Quando l'ultimo re d'Italia Umberto II passò a miglior vita Giovanni
Agnelli fece scendere in campo la Juventus con il lutto al braccio.
Scoppiò il putiferio. Vennero anche presentate delle interrogazioni
parlamentari per protestare contro quel terribile attentato alla
Repubblica. Quell'omaggio al "re di Maggio" non fu proprio gradito
dall'Italia antifascista che aveva cacciato una dinastia di sovrani
perché considerata complice della tirannia di Benito Mussolini.
I tempi sono però evidentemente cambiati. Il calciatore della Lazio
Paolo Di Canio, per festeggiare la vittoria del derby della Capitale,
alza il braccio destro al cielo e saluta romanamente.
L'attaccante, che non ha mai nascosto le sue simpatie per il ventennio e
che si è fatto tatuare sul braccio la scritta "dux", cercherà poi di
negare affermando che in quel gesto non c'era nulla di politico.
Ma la realtà è chiaramente diversa. Quel saluto romano è talmente
nostalgico che persino la nipote del dittatore si sente in dovere di
mandare a Di Canio un bel "biglietto di ringraziamento".
"Che bello quel saluto romano - aveva affermato ieri Alessandra
Mussolini - mi ha affascinato tanto. Mi ha commosso".

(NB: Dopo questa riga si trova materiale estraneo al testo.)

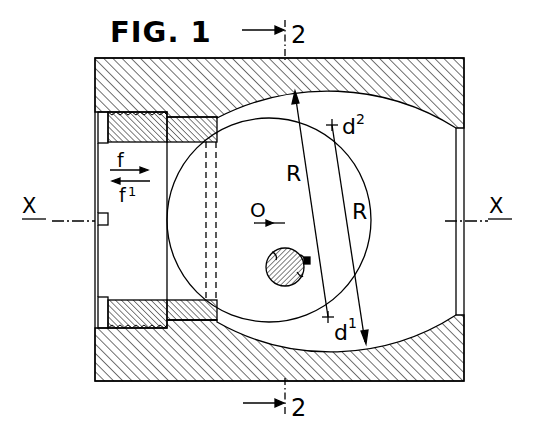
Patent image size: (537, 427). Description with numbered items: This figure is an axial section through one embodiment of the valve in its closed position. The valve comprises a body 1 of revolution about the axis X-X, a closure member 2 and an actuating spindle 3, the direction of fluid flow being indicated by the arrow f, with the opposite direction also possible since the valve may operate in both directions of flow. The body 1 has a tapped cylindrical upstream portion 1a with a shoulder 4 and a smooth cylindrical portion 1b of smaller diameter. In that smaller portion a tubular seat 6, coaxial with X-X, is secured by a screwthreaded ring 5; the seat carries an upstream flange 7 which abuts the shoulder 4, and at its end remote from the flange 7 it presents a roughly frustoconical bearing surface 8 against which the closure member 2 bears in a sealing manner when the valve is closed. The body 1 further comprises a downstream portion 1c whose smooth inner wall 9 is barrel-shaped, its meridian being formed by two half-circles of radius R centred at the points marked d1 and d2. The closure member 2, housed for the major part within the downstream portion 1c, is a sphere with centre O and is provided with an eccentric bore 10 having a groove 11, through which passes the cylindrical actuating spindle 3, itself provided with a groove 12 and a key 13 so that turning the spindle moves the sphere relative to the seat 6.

The body 1 is at (375, 59).
The tapped cylindrical upstream portion 1a is at (106, 81).
The cylindrical portion 1b is at (207, 322).
The downstream portion 1c is at (399, 362).
The closure member 2 is at (362, 193).
The actuating spindle 3 is at (267, 271).
The shoulder 4 is at (172, 113).
The screwthreaded ring 5 is at (125, 312).
The tubular seat 6 is at (167, 302).
The upstream flange 7 is at (173, 323).
The frustoconical bearing surface 8 is at (215, 141).
The barrel-shaped inner wall 9 is at (290, 346).
The eccentric bore 10 is at (273, 254).
The groove 11 is at (303, 254).
The groove 12 is at (311, 262).
The key 13 is at (303, 276).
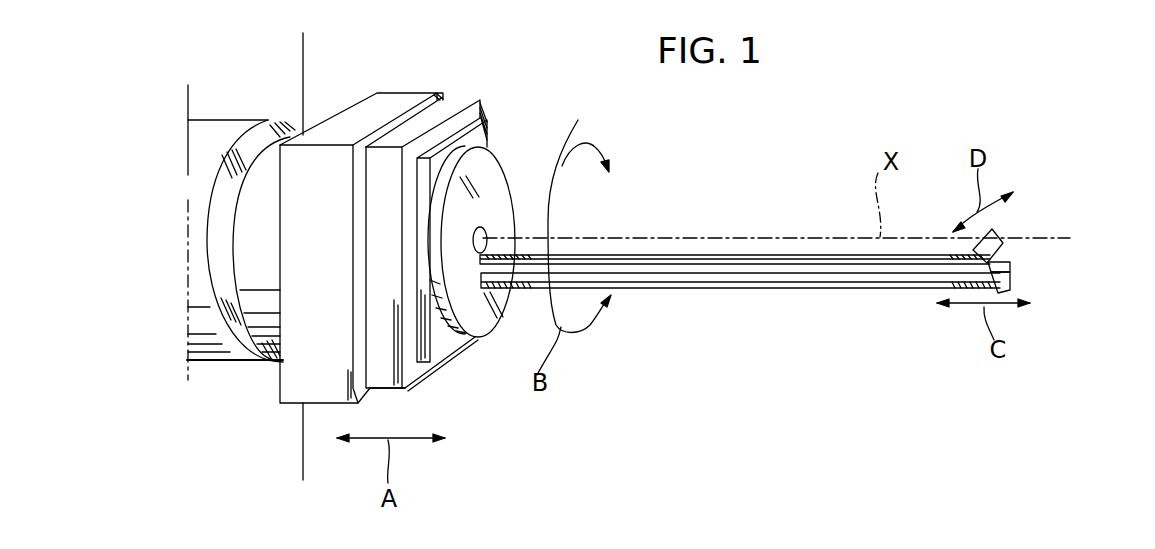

Ma, proprio mentre la Figc rende noto che l'esultanza del centravanti
sarà sottoposta al vaglio dell'ufficio indagini della Federcalcio, ecco
arrivare in soccorso del povero Di Canio la cavalleria comunista.
Comunista, ma soprattutto laziale.
Sandro Curzi ha infatti deciso di mettere da parte per una volta la
bandiera dell'antifascismo in favore di quella biancoceleste.
"Tra me e lui le idee politiche sono decisamente opposte, ma non vorrei
che questo episodio servisse da pretesto per discriminarlo - ha
affermato l'ex direttore di "Liberazione" - in tv ho visto processi
sommari su di lui, non vorrei che si fosse aperto un gioco antipatico e
sbagliato nei suoi confronti. Secondo me Di Canio in campo si è
comportato da tifoso rispettando le regole di buona educazione".